Apple is expected to introduce upgraded ultrawide-angle lenses for the iPhone 13, per a new report. The lenses would feature sensor-shift OIS (optical image stabilization) and automatic focus (AF).
According to the report by DigiTimes, this sensor would only go towards higher-end models, ones with gross margins of at least 40%. This could mean that these new sensors would be reserved for the iPhone 13 Pro and iPhone 13 Pro Max.
Per DigiTimes, Japanese VCM (voice coil motor) suppliers have asked its Taiwan-based contractors to expand production by 40% by the end of June. Both Alps Alpine and Mizumi are the main suppliers for the iPhone 12 Pro Max.
Interestingly, the Taiwan-based manufacturers will only expand production to 80% of what’s demanded by both Alps Alpine and Mizumi in case orders end up being smaller than anticipated.

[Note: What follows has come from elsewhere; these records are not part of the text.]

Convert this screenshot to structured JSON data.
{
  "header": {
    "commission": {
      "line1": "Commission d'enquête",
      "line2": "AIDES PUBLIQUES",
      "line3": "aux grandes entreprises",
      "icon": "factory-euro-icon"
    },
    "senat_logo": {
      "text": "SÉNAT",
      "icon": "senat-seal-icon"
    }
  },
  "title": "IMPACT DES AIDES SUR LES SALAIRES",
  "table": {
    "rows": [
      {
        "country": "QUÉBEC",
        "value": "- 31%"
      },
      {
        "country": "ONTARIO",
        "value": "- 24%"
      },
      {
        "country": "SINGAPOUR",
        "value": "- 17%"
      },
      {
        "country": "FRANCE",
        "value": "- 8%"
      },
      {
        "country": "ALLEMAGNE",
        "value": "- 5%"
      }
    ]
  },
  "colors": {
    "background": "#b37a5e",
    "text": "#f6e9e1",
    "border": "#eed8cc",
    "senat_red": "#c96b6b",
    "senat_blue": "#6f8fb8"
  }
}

The expected increase in production will go towards rear cameras in iPhone models expected to launch in the latter half of 2021.
iPhone 13: What is sensor shift OIS?
Sensor shift OIS is a system in which the sensor itself is floating, allowing it to move counter to a person’s hand movements. This type of image stabilization comes in handy when taking zoomed photos, as every tiny movement is more pronounced. Sensor shift OIS was first introduced with the iPhone 12 Pro Max’s telephoto lens. With iPhone 13 Pro or Pro Max, it seems that Apple plans on bringing this tech to the other sensors as well.

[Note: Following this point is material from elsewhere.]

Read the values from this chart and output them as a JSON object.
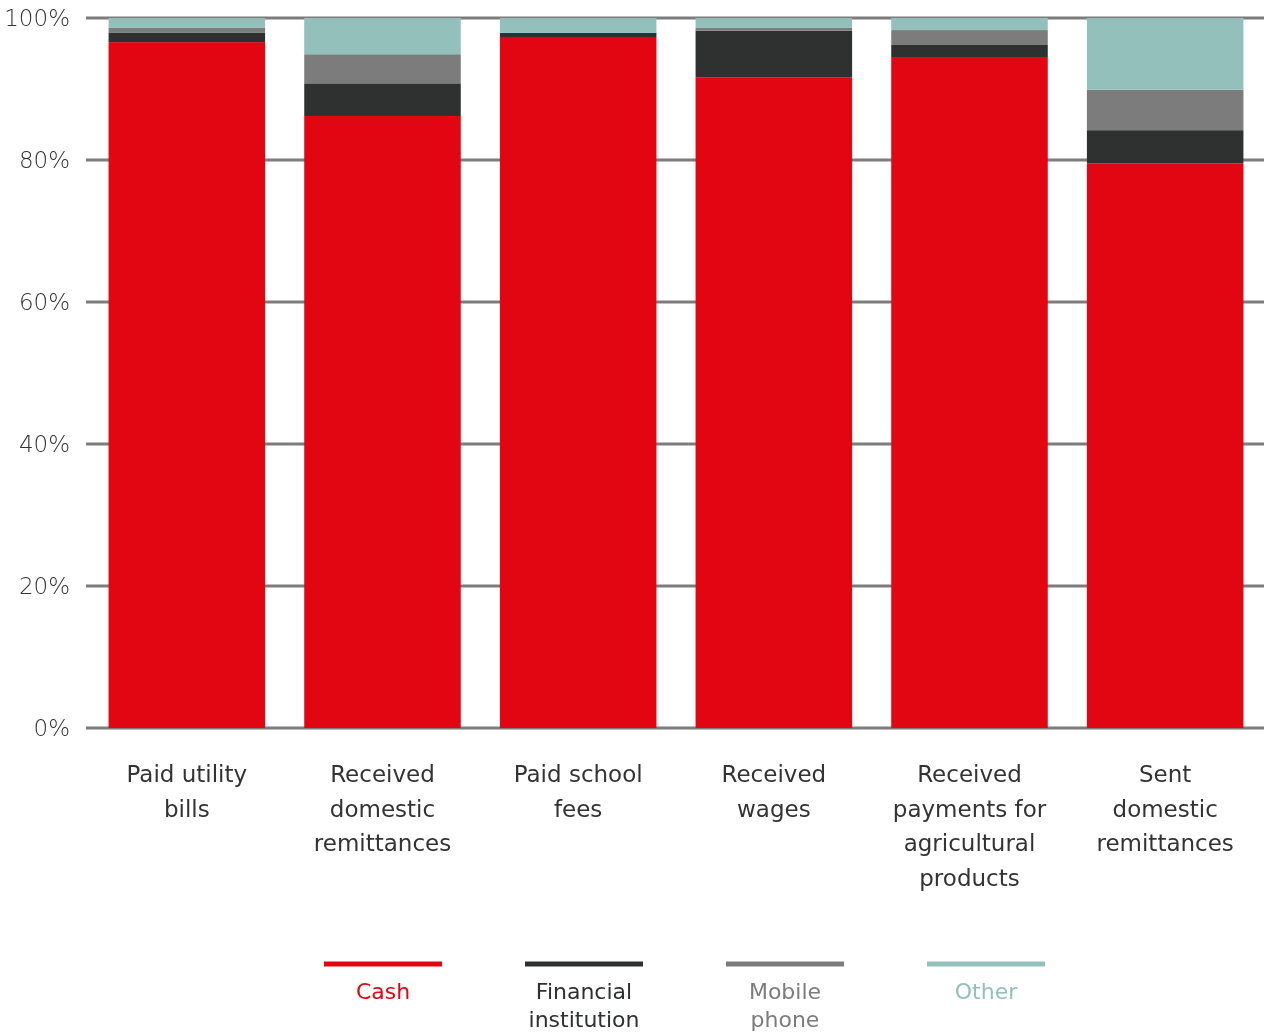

For the iPhone 13, it’s expected that sensor shift OIS will be on both the wide and ultrawide lenses. It’s uncertain if the same technology will touch the front-facing camera.
This aligns with a January report which suggested that the upcoming iPhone 13 would see sensor shift OIS trickle down to wide lenses on other iPhone 13 models as well. These lenses would also include autofocus.
Other rumors about the wide and ultrawide lenses have been trickling out over the past month. A big one was that the ultrawide lens on iPhone 13 will have a f/1.8 aperture as opposed to f/2.4. While the number is smaller, it means the aperture, or the amount of light that’s able to hit the sensor, is larger.